DevSecOps in a complex world
Being a cyber security consultant, I receive mixed messages. On the one hand, I see data that shows more organisations being breached than ever before, the cost per breach rising year-on-year, supply-chain attacks rising, and the number of incidents per organisation rising. Yet, at a recent trade event, I was presented with security companies claiming their products are solutions that stop breaches, reduce the cost of breaches (such as ransomware), and give organisations total transparency on current incidents so you can stop them in your tracks. So the message is: spend money on our tools because we are successful in solving your security problem; while the reality is the complex and messy state of cyber security is worsening. What’s going on?
I would argue that cyber security is not a problem to be solved — there is no ‘solution’; it is a complex, uncertain and indeterminate situation that needs to be managed. We cannot ‘solve’ security, we can only try to improve it. Maybe that’s what security companies are trying to do but their message is not articulated as such. But I go further to posit that organisations do not have the necessary collective knowledge or understanding to find ways of improving security and so have become more reliant on technical solutions rather than an appreciation, knowledge and understanding of the systems we are trying to secure.
I often see references to the DevSecOps infinity loop in security company literature claiming their products fit into the various parts of this visual representation of DevSecOps. I struggle with this concept. Why? Because the infinity loop is linear in its nature.

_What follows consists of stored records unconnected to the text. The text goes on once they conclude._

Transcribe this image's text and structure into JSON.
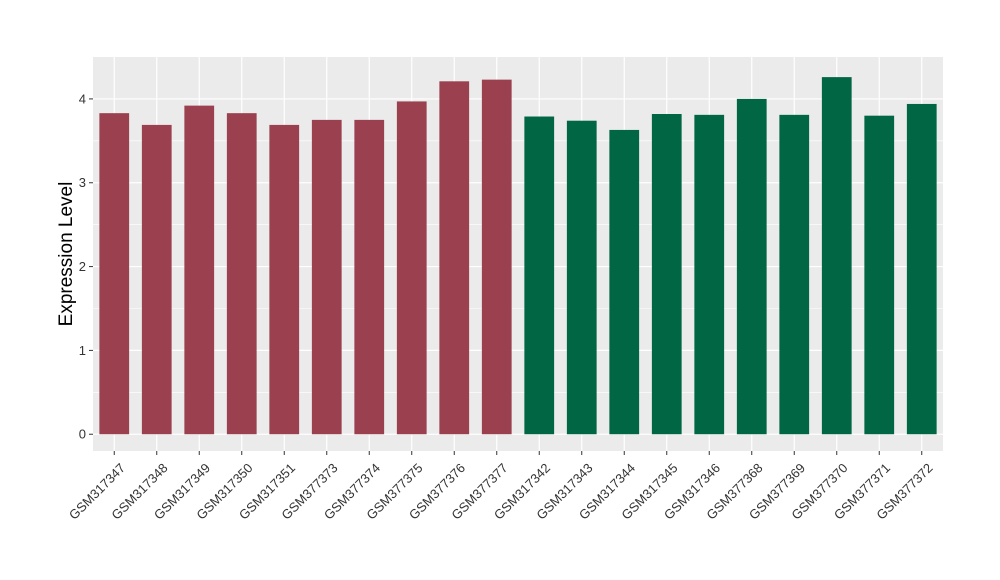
{
  "chart_data": {
    "type": "bar",
    "title": "",
    "xlabel": "",
    "ylabel": "Expression Level",
    "ylim": [
      -0.2,
      4.5
    ],
    "yticks": [
      0,
      1,
      2,
      3,
      4
    ],
    "grid": true,
    "categories": [
      "GSM317347",
      "GSM317348",
      "GSM317349",
      "GSM317350",
      "GSM317351",
      "GSM377373",
      "GSM377374",
      "GSM377375",
      "GSM377376",
      "GSM377377",
      "GSM317342",
      "GSM317343",
      "GSM317344",
      "GSM317345",
      "GSM317346",
      "GSM377368",
      "GSM377369",
      "GSM377370",
      "GSM377371",
      "GSM377372"
    ],
    "values": [
      3.83,
      3.69,
      3.92,
      3.83,
      3.69,
      3.75,
      3.75,
      3.97,
      4.21,
      4.23,
      3.79,
      3.74,
      3.63,
      3.82,
      3.81,
      4.0,
      3.81,
      4.26,
      3.8,
      3.94
    ],
    "bar_colors": [
      "#9a404e",
      "#9a404e",
      "#9a404e",
      "#9a404e",
      "#9a404e",
      "#9a404e",
      "#9a404e",
      "#9a404e",
      "#9a404e",
      "#9a404e",
      "#006644",
      "#006644",
      "#006644",
      "#006644",
      "#006644",
      "#006644",
      "#006644",
      "#006644",
      "#006644",
      "#006644"
    ],
    "panel_background": "#ebebeb",
    "grid_color": "#ffffff"
  }
}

It shows a linear migration from phase to phase such as design to develop, from testing to deployment and maintenance, back to design again. In addition to this the term ‘shift left’ has become ubiquitous. It suggests we do security nearer the design phase of the loop rather than towards the deployment and maintenace phases, which again hints at a linear construct. Yet I do not believe software engineering is linear. It consists of complex systems with multiple feedback loops, varying degrees of human interactions, different technologies and frameworks, and conflicting perspectives. Therefore, the reductionist approach of aligning technologies to the infinity loop does not provide the requisite variety associated with complex systems.
To demonstrate my concerns, I will explore the nature of running security scans to identify potential vulnerabilities within a package, whether it’s an image or a third party library. Traditionally, security scans are run as part of a build process after an engineer has submitted artefacts to a local repository or local container registry. This could be considered an activity within the ‘build’ phase of the DevSecOps infinity loop. If the build scripts that triggered the scan were run after a period of time following the engineer’s submission of code, there is a likelihood that the engineer has moved onto the next piece of work and is now working within another phase. Yet, we need to factor in that the engineer has not moved from one phase to another but is now practicing in multiple phases. For example, while engineers may be in the build phase discussing scan outputs with other engineers or prioritising fixes with the product owner, they are also likely to be in a development phase making code changes. In this situation, we now have the product owner in the design phase with the engineers, perhaps designing a fix for a previous vulnerability identified during a scan. Or the product owner is in conversations with some clients and has asked an engineer along for some technical advice. Which phase is the engineer in now? In reality, there are many different relationships and interactions at play; individual members of the team are involved in multiple parts of the lifecycle simultaneously. They are involved in multiple decision points, each decision based on different variables from different parts of the system; and there are multiple touch points within the software engineering processes itself. At any one moment, practitioners such as an engineers, product owners, and architects are involved in different parts of the ‘möbius lifecycle’.
I believe that cybersecurity practitioners, including security companies who sell technologies proclaiming their solutions solve security problems, should take an approach that’s more empathetic to the challenges organisations face in integrating security into their development practices. Security is not uniquely a technology problem that can be solved by aligning products to a development phase, it is a humanistic system with complex relationships between technologies, processes and people. Although many security companies offer managed services in addition to their technological solutions, offered as part of a package sold to an organisation. However, in my experience, this service is usually associated with training staff on how to use the security vendor’s product, or assisting their clients with the installation and configuration of their product, or providing ongoing technical support.
However, I believe that managing the complexity of security goes further than knowing how to use or configure a security product. Other factors are at play such as prioritisation, risk management, vulnerability management, security knowledge, engineering skills, power and conflict, and so on. Indeed, managing the complex nature of cybersecurity requires a collaborative approach involving multiple stakeholders, each with their own traditions of understanding and worldviews.
The word ‘DevSecOps’ has many different meanings to different people, and in my experience, it is a term reflecting our understanding of technology. A very unscientific straw pole on the meaning of DevSecOps returns terms such as ‘cloud security’, ‘container security’, ‘application security’, ‘secure pipelines’, ‘security tooling’ etc. But for me, DevSecOps is about managing complexity. Donald Schön references the swamp, a low ground where there’s uncertainty, complexity, and messiness that needs to be navigated. It is here where DevSecOps resides rather than in the high grounds where there’s clarity, deterministic solutions to clearly defined problems. It is only through accepting that a paradigm of managing complex situations through sociotechnical methods rather than solving problems with technology that we can reverse the failings of the cyber security industry.